Marmara Denizi'ni tehdit eden deniz salyası hakkında, TUBİTAK MAM Gemisi tarafından değişik numuneler alındığını ve çalışmaların önemli kısmının tamamlandığını belirten Prof. Dr. Mandal, "Sefere çıkarken tek gündemimiz buradaki deprem ile ilgili aktif fay hatlarının incelenmesiydi ancak Marmara Denizi'ndeki müsilaj konusu gündeme geldi. Geçen hafta Sayın Cumhurbaşkanımız TUBİTAK'a bu konuda görev verildiğini söyledi. Bu kapsamda bölgeden değişik numuneler alındı. Biz bu çalışmaların önemli kısmını tamamladık. Hafta ortasında tamamını Çevre ve Şehircilik Bakanlığı'na teslim edeceğiz. Numunelerde toksik madde ve metal oranları araştırıldı. Şu an elimizde verilerimiz var ancak bunları açıklayacak olan kurum Çevre ve Şehircilik Bakanlığı'mızdır" dedi.

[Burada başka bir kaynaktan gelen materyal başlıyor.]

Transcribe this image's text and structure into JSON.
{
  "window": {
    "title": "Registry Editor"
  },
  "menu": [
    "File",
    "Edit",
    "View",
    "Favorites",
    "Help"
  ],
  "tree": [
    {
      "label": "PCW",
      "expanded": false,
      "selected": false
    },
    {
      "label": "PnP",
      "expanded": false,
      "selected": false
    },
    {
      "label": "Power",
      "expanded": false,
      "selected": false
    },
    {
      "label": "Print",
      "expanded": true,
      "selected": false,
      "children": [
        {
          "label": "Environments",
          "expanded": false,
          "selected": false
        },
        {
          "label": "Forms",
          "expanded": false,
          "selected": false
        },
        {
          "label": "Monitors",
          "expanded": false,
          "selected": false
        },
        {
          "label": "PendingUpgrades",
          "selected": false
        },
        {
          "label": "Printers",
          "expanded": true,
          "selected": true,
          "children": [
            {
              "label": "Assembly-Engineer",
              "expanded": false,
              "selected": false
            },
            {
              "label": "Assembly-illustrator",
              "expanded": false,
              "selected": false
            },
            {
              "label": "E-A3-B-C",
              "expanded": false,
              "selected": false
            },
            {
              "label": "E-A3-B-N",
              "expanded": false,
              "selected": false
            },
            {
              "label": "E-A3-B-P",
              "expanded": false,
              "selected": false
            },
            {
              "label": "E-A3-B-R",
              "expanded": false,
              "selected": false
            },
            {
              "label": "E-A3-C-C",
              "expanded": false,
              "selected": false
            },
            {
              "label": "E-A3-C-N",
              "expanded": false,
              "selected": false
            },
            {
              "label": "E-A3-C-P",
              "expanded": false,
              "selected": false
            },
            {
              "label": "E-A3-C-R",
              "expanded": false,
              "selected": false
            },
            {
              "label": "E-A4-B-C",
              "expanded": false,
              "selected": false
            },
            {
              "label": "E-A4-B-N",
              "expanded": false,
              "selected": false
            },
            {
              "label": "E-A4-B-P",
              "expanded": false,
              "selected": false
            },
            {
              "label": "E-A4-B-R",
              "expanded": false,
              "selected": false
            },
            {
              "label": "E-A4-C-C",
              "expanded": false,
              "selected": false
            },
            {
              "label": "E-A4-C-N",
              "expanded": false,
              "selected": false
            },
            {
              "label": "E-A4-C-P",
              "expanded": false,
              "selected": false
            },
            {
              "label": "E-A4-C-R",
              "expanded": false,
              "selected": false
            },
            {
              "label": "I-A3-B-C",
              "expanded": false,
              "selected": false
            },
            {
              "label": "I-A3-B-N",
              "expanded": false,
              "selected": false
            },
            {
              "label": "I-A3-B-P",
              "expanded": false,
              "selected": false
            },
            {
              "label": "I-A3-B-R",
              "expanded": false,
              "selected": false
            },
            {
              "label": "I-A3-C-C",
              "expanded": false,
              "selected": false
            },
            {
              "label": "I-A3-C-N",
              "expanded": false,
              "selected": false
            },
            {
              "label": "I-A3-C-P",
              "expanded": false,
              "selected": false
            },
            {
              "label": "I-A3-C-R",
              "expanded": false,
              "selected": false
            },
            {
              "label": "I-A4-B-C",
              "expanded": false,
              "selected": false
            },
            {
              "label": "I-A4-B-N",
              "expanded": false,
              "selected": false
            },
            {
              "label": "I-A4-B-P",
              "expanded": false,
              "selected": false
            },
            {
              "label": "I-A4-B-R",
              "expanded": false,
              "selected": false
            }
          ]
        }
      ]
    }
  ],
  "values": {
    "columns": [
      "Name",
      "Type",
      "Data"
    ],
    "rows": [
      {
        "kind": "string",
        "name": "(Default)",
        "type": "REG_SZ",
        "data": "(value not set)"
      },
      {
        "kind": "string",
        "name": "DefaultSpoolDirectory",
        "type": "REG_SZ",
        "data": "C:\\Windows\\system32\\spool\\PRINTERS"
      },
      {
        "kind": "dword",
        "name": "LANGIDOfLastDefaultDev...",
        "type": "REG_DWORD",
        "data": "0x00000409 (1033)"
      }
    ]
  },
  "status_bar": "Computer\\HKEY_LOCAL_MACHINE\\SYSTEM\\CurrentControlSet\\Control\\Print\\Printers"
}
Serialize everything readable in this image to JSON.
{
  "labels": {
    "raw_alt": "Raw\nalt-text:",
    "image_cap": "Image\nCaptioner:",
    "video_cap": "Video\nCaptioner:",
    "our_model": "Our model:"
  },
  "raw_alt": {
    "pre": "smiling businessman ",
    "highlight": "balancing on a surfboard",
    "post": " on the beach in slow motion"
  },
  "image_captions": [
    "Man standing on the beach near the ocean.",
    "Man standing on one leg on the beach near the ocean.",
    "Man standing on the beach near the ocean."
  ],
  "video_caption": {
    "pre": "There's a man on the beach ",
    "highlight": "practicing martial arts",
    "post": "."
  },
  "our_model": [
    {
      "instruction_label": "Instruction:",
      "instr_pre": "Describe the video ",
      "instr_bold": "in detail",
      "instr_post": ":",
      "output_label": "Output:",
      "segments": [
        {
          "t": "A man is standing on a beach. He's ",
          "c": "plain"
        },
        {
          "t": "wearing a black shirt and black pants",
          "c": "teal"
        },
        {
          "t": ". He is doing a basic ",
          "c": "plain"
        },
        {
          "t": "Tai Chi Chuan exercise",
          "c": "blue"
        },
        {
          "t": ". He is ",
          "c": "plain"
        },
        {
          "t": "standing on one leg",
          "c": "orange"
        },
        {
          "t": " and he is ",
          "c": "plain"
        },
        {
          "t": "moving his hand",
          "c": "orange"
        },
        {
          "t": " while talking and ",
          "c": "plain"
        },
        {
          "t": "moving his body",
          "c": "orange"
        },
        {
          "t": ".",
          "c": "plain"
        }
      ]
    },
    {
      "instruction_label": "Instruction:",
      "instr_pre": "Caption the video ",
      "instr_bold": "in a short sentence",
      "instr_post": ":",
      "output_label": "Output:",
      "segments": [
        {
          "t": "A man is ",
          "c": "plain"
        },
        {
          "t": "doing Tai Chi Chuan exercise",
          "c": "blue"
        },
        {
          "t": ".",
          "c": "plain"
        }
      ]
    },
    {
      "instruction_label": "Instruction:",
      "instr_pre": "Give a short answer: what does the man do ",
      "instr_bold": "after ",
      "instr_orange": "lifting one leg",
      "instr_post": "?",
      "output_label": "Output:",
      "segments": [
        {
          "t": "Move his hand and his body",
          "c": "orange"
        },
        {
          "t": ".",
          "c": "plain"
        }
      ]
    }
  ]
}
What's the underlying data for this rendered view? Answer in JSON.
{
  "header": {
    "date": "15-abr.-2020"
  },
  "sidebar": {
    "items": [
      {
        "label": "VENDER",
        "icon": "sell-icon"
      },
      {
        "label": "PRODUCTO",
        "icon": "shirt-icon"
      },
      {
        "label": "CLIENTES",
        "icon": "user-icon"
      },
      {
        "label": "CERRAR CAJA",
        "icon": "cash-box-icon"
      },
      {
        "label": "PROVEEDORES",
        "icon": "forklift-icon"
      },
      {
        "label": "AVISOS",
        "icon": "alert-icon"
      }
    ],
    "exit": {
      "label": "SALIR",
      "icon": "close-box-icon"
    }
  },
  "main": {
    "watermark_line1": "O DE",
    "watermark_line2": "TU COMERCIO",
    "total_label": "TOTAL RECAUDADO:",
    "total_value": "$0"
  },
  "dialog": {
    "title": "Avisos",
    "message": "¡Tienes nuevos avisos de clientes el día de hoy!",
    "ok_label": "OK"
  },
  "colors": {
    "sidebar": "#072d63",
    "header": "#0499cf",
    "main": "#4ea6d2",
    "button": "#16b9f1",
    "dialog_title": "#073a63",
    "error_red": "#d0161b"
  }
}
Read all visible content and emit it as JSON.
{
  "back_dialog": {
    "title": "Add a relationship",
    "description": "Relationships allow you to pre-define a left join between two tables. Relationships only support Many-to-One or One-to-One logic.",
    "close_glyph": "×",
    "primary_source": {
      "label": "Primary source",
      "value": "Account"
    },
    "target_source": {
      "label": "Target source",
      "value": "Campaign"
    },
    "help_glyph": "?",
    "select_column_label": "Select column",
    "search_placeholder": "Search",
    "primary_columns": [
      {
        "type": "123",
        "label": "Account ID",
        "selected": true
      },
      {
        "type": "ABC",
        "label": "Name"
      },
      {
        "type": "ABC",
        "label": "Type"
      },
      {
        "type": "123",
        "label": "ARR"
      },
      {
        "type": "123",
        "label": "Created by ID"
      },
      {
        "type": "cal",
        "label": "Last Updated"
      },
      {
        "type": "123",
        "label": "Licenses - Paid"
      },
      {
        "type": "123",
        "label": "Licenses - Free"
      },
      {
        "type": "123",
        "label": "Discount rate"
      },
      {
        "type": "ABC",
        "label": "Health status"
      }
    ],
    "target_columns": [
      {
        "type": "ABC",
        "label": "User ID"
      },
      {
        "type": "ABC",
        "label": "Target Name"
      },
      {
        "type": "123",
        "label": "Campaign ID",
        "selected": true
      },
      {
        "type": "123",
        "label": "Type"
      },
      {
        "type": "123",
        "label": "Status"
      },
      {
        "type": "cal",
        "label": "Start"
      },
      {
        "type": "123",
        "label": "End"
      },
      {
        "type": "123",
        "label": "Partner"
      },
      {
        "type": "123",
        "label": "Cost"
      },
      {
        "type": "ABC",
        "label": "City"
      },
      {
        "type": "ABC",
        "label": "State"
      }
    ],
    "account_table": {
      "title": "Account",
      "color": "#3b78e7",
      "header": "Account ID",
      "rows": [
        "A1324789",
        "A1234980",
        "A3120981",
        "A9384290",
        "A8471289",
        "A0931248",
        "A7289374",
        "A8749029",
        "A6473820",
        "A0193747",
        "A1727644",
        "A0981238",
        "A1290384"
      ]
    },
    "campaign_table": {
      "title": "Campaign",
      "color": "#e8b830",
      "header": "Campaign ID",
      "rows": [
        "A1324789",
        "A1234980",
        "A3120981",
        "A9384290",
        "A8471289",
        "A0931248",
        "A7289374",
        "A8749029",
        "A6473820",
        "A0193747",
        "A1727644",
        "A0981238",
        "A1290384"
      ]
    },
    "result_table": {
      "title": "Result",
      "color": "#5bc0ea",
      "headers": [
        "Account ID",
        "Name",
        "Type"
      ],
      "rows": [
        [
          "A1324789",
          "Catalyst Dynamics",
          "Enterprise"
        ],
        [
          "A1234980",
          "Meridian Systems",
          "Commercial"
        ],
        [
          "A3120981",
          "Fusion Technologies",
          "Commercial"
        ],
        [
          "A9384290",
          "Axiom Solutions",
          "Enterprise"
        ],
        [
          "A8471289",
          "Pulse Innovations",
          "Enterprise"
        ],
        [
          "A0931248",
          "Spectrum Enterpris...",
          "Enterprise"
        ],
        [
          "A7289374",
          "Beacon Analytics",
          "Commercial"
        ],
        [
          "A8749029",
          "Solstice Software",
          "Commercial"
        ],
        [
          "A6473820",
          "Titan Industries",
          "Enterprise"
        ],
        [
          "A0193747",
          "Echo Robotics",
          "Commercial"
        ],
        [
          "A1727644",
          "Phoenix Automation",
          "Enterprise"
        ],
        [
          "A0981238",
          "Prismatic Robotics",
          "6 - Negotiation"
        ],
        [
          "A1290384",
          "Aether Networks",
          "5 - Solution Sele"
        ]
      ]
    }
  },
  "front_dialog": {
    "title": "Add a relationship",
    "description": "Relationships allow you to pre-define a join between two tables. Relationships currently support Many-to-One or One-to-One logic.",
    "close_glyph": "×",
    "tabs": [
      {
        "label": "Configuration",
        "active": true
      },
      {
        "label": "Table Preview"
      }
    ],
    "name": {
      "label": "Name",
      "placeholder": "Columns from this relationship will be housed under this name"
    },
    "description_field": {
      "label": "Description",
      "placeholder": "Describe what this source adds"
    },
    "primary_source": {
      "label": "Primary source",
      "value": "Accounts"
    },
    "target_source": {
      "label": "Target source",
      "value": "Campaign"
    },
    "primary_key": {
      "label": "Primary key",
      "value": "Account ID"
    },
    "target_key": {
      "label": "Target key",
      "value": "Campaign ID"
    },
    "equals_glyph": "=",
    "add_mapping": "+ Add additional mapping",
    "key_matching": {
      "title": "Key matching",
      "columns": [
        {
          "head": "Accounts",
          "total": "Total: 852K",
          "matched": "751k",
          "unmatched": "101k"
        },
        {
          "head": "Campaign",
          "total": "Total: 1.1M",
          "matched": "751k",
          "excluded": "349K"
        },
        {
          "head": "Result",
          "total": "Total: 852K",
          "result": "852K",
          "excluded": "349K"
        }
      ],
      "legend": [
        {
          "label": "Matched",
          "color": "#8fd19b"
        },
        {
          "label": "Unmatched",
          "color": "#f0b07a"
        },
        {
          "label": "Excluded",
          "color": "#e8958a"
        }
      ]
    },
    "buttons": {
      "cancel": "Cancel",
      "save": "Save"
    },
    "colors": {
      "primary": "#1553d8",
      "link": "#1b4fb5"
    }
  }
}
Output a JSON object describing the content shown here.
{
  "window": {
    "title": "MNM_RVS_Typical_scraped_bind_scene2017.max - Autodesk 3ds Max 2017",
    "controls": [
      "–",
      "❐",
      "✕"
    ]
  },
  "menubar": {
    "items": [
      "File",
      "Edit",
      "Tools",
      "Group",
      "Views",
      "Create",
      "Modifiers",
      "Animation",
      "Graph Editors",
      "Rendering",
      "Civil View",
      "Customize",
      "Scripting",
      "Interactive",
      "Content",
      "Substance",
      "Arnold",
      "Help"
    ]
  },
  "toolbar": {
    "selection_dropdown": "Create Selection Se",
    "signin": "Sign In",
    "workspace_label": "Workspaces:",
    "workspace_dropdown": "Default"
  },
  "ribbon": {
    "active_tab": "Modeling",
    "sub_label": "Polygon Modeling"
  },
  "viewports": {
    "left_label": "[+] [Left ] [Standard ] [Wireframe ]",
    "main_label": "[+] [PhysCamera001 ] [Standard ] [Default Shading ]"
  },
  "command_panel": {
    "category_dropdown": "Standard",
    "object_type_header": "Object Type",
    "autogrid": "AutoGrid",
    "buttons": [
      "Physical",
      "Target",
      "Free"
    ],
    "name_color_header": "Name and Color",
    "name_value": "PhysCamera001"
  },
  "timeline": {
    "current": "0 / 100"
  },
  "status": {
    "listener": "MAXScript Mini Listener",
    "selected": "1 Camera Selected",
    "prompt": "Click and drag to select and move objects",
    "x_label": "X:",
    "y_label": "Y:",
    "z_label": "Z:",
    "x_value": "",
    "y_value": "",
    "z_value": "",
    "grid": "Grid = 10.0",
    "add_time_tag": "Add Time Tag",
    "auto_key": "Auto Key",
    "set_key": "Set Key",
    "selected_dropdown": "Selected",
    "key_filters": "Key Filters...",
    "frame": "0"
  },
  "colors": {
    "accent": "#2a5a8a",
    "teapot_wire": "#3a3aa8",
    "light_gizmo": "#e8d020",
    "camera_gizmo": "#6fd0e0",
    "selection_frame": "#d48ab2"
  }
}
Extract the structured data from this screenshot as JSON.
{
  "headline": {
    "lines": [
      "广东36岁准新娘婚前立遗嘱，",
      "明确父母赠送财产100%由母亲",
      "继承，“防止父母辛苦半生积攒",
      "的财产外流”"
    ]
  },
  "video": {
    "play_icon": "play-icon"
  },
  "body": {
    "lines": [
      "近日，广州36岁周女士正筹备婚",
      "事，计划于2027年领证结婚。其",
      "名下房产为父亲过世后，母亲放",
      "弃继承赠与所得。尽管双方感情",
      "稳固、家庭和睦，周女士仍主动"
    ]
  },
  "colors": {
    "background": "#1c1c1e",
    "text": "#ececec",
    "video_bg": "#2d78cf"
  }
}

"Ege kıyıları da risk altında"
Öte yandan müsilajın gübre olarak kullanılıp kullanılmayacağına ilişkin de çalışmaların sürdüğünü aktaran Prof. Dr. Mandal, "Diğer kurumlarımızla de iş birliği içindeyiz. Müsilajın ötesinde farklı tehditlere de hazırlıklı olma noktasında üzerimize düşeni yapacağız. Biz sadece müsilajı yüzeyden kaldırmanın ötesinde, denizdeki ekosistemi bozan her bileşen hakkında çalışmalar yürüteceğiz. Çözümde mutlaka bilim temelli yaklaşım olması lazım. Müsilaj göl şeklinde yayılım gösteriyor bu yüzden tehlike boyutu yüksek. Buna sebep veren gerekçeler Ege Denizi'nin kıyılarında olduğu için bu bölge de risk altında" diye konuştu.